The Road Ahead — The IoT market in 2025 and beyond

According to a set of forecasts gathered by Forbes at the end of 2016, the Internet of things (IoT) and Industrial Internet of Things(IIoT) forecasts reflect a growing emphasis on generating results based on sensor data and creating data sets for analysis. The trend is towards adding value by solving complex logistics, manufacturing, service and supply chain issues.

For instance, Lufthansa uses IoT based strategies to create data collection services from maintenance, repair and overhaul (MRO), and to provide data to customers. They also use real-time aircraft and weather sensors for comprehensive observation to improve punctuality and optimize command operations. Lufthansa brings together all available data so that it can consistently provide exceptional user experience. Sensors and the Internet of things also signal the future of the industry.

What is IoT actually?

The phrase Internet of Things (IoT) was first used in 1999. The concept of IoT is to enable real world objects with speech, vision, hearing, smell, and touch, so inanimate things can perform jobs more accurately, responsively and collaboratively. The transformation is possible only when sets of technologies are created that are broadly applicable to industry. IoT layering is one of the classification methods used to establish a logical framework to categorize and identify Cyber Physical Systems (CPS). Components in the IoT architecture are logically and intuitively placed under the perception, transmission, computation and application layers.

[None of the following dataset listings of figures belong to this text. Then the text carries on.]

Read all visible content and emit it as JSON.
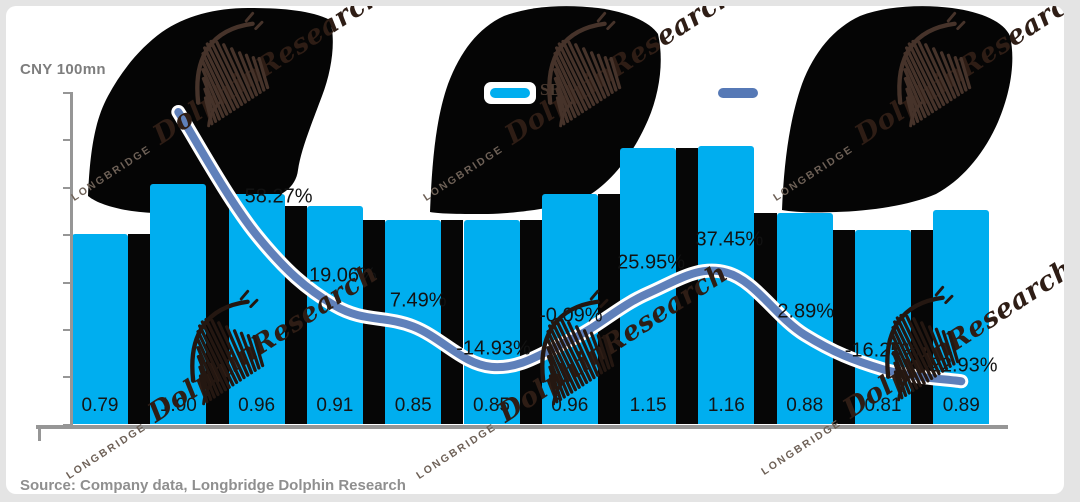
{
  "page": {
    "unit_label": "CNY 100mn",
    "source_note": "Source: Company data, Longbridge Dolphin Research",
    "background_color": "#ffffff",
    "frame_color": "#e4e4e4"
  },
  "legend": {
    "items": [
      {
        "label": "SB",
        "swatch_color": "#00AEEF",
        "shape": "bar-swatch"
      },
      {
        "label": "",
        "swatch_color": "#5679B6",
        "shape": "line-swatch"
      }
    ]
  },
  "watermark": {
    "brand": "LONGBRIDGE",
    "name": "DolphinResearch",
    "logo": "dolphin-scribble"
  },
  "chart_data": {
    "type": "bar+line",
    "title": "",
    "ylabel": "CNY 100mn",
    "y_axis": {
      "labels_visible": false,
      "estimated_range": [
        0,
        1.4
      ],
      "grid": false
    },
    "x_axis": {
      "tick_labels_visible": false
    },
    "legend_position": "top",
    "bar_series": {
      "legend_label": "SB",
      "color": "#00AEEF",
      "values": [
        0.79,
        1.0,
        0.96,
        0.91,
        0.85,
        0.85,
        0.96,
        1.15,
        1.16,
        0.88,
        0.81,
        0.89
      ],
      "value_labels": [
        "0.79",
        "1.00",
        "0.96",
        "0.91",
        "0.85",
        "0.85",
        "0.96",
        "1.15",
        "1.16",
        "0.88",
        "0.81",
        "0.89"
      ]
    },
    "line_series": {
      "legend_label": "",
      "color": "#5679B6",
      "first_labeled_bar_index": 3,
      "pct_values": [
        58.27,
        19.06,
        7.49,
        -14.93,
        -0.09,
        25.95,
        37.45,
        2.89,
        -16.25,
        -22.93
      ],
      "pct_labels": [
        "58.27%",
        "19.06%",
        "7.49%",
        "-14.93%",
        "-0.09%",
        "25.95%",
        "37.45%",
        "2.89%",
        "-16.25%",
        "-22.93%"
      ]
    },
    "source": "Source: Company data, Longbridge Dolphin Research"
  }
}
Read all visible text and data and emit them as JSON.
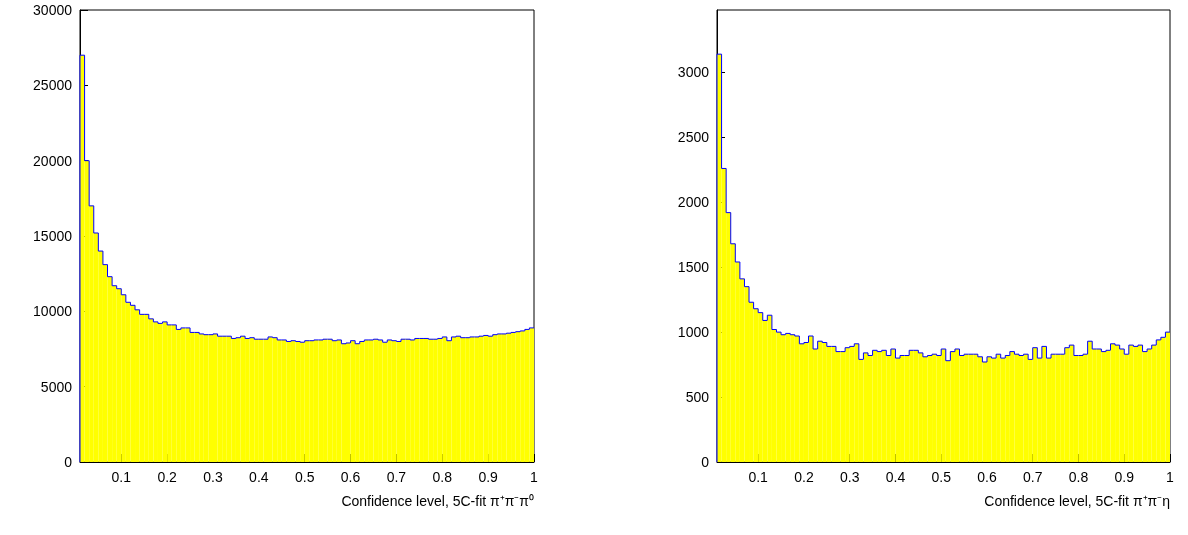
{
  "chart_data": [
    {
      "type": "histogram",
      "xlabel": "Confidence level, 5C-fit π⁺π⁻π⁰",
      "color": "#ffff00",
      "bins": [
        0.01,
        0.02,
        0.03,
        0.04,
        0.05,
        0.06,
        0.07,
        0.08,
        0.09,
        0.1,
        0.11,
        0.12,
        0.13,
        0.14,
        0.15,
        0.16,
        0.17,
        0.18,
        0.19,
        0.2,
        0.21,
        0.22,
        0.23,
        0.24,
        0.25,
        0.26,
        0.27,
        0.28,
        0.29,
        0.3,
        0.31,
        0.32,
        0.33,
        0.34,
        0.35,
        0.36,
        0.37,
        0.38,
        0.39,
        0.4,
        0.41,
        0.42,
        0.43,
        0.44,
        0.45,
        0.46,
        0.47,
        0.48,
        0.49,
        0.5,
        0.51,
        0.52,
        0.53,
        0.54,
        0.55,
        0.56,
        0.57,
        0.58,
        0.59,
        0.6,
        0.61,
        0.62,
        0.63,
        0.64,
        0.65,
        0.66,
        0.67,
        0.68,
        0.69,
        0.7,
        0.71,
        0.72,
        0.73,
        0.74,
        0.75,
        0.76,
        0.77,
        0.78,
        0.79,
        0.8,
        0.81,
        0.82,
        0.83,
        0.84,
        0.85,
        0.86,
        0.87,
        0.88,
        0.89,
        0.9,
        0.91,
        0.92,
        0.93,
        0.94,
        0.95,
        0.96,
        0.97,
        0.98,
        0.99,
        1
      ],
      "values": [
        27000,
        20000,
        17000,
        15200,
        14000,
        13100,
        12300,
        11700,
        11500,
        11100,
        10600,
        10400,
        10100,
        9800,
        9800,
        9500,
        9300,
        9200,
        9300,
        9100,
        9100,
        8800,
        8900,
        8900,
        8600,
        8600,
        8500,
        8450,
        8450,
        8500,
        8350,
        8350,
        8350,
        8200,
        8250,
        8350,
        8200,
        8250,
        8150,
        8150,
        8150,
        8300,
        8250,
        8100,
        8100,
        8000,
        8050,
        8000,
        7950,
        8050,
        8050,
        8100,
        8100,
        8150,
        8150,
        8050,
        8100,
        7850,
        7900,
        8050,
        7850,
        8000,
        8100,
        8100,
        8150,
        8100,
        7950,
        8100,
        8050,
        8000,
        8150,
        8150,
        8100,
        8200,
        8200,
        8200,
        8150,
        8150,
        8200,
        8300,
        8050,
        8300,
        8350,
        8250,
        8250,
        8300,
        8300,
        8350,
        8400,
        8350,
        8450,
        8500,
        8500,
        8550,
        8600,
        8650,
        8700,
        8800,
        8900
      ],
      "xlim": [
        0.01,
        1
      ],
      "xticks": [
        0.1,
        0.2,
        0.3,
        0.4,
        0.5,
        0.6,
        0.7,
        0.8,
        0.9,
        1
      ],
      "ylim": [
        0,
        30000
      ],
      "yticks": [
        0,
        5000,
        10000,
        15000,
        20000,
        25000,
        30000
      ],
      "grid": false
    },
    {
      "type": "histogram",
      "xlabel": "Confidence level, 5C-fit π⁺π⁻η",
      "color": "#ffff00",
      "bins": [
        0.01,
        0.02,
        0.03,
        0.04,
        0.05,
        0.06,
        0.07,
        0.08,
        0.09,
        0.1,
        0.11,
        0.12,
        0.13,
        0.14,
        0.15,
        0.16,
        0.17,
        0.18,
        0.19,
        0.2,
        0.21,
        0.22,
        0.23,
        0.24,
        0.25,
        0.26,
        0.27,
        0.28,
        0.29,
        0.3,
        0.31,
        0.32,
        0.33,
        0.34,
        0.35,
        0.36,
        0.37,
        0.38,
        0.39,
        0.4,
        0.41,
        0.42,
        0.43,
        0.44,
        0.45,
        0.46,
        0.47,
        0.48,
        0.49,
        0.5,
        0.51,
        0.52,
        0.53,
        0.54,
        0.55,
        0.56,
        0.57,
        0.58,
        0.59,
        0.6,
        0.61,
        0.62,
        0.63,
        0.64,
        0.65,
        0.66,
        0.67,
        0.68,
        0.69,
        0.7,
        0.71,
        0.72,
        0.73,
        0.74,
        0.75,
        0.76,
        0.77,
        0.78,
        0.79,
        0.8,
        0.81,
        0.82,
        0.83,
        0.84,
        0.85,
        0.86,
        0.87,
        0.88,
        0.89,
        0.9,
        0.91,
        0.92,
        0.93,
        0.94,
        0.95,
        0.96,
        0.97,
        0.98,
        0.99,
        1
      ],
      "values": [
        3140,
        2260,
        1920,
        1680,
        1540,
        1410,
        1350,
        1230,
        1180,
        1150,
        1090,
        1130,
        1020,
        1000,
        980,
        990,
        980,
        970,
        910,
        920,
        970,
        870,
        930,
        920,
        890,
        890,
        850,
        850,
        880,
        890,
        910,
        790,
        840,
        820,
        860,
        850,
        860,
        820,
        870,
        800,
        820,
        820,
        860,
        860,
        840,
        810,
        820,
        830,
        820,
        870,
        780,
        850,
        870,
        820,
        830,
        830,
        830,
        810,
        770,
        810,
        800,
        830,
        800,
        820,
        850,
        830,
        820,
        830,
        790,
        880,
        800,
        890,
        800,
        830,
        830,
        830,
        880,
        900,
        820,
        820,
        830,
        930,
        870,
        870,
        850,
        860,
        910,
        900,
        870,
        830,
        900,
        890,
        900,
        850,
        870,
        900,
        940,
        960,
        1000
      ],
      "xlim": [
        0.01,
        1
      ],
      "xticks": [
        0.1,
        0.2,
        0.3,
        0.4,
        0.5,
        0.6,
        0.7,
        0.8,
        0.9,
        1
      ],
      "ylim": [
        0,
        3480
      ],
      "yticks": [
        0,
        500,
        1000,
        1500,
        2000,
        2500,
        3000
      ],
      "grid": false
    }
  ]
}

So, how fast is the IoT market growing?

IHS predicts that the installed base of the global Internet of Things equipment will grow from $15.4 billion in 2015 to $30.7 billion in 2020. In 2025, this figure will reach $75.4 billion.

Forrester predicts that transportation, government security and monitoring, retail and inventory management, and industrial asset management in the primary manufacturing sector will be a hot area of growth in the Internet of things in the future. They also found that big companies are more likely to use Internet of Things than smaller ones. 23% of the large enterprises surveyed claimed they use Internet of things, while for SMEs, this proportion is only 14%.

McKinsey estimated that the total size of the Internet of things market reached $900 million in 2015, and is expected to reach $3.7 billion in 2020, reaching an annual CAGR of 32.6%. By 2025, the Internet of Things market is expected to reach a number between $2.7 and $6.2 trillion.

Sounds good, let’s launch the world’s first connected slippers!

Not so fast. Although the IoT is relevant in virtually every industry, the same thing cannot be said about every application. According to Gartner, by 2020 there will be no purely “IoT applications”. There will be however many applications that leverage the ubiquity of IoT in some way or another. In other words simply collecting the data won’t be enough; businesses need to thoroughly think what value that data is delivering.

The same company expects three out of four IoT projects to face schedule extensions of up to 100 percent with the consequent cost overruns. Of course, they haven’t considered how Swie manages to reduce the hardware product development time. Complicated project will be of course more exposed to this risk. Compromises will have to be made in order to keep the projects on time and on budget. This will however be made on the expense of performance and security. Overall, the so called “technical debt” of IoT devices will be increasing.

As a result, Gartner believes that the average security budget for IoT security requirements will respond to the growth of IoT devices across all business segments and scenarios, rising from less than one percent of annual security budgets in 2015 to 20 percent in 2020.

So, no connected slippers then?

Not necessarily. New and innovative products will appear and some of them might seem like crazy ideas now. However, when you do decide to work on the connected slipper idea, please make sure that it doesn’t spy on you afterwards.

P.S.: Is it just me or the connected slipper idea starts to sound good?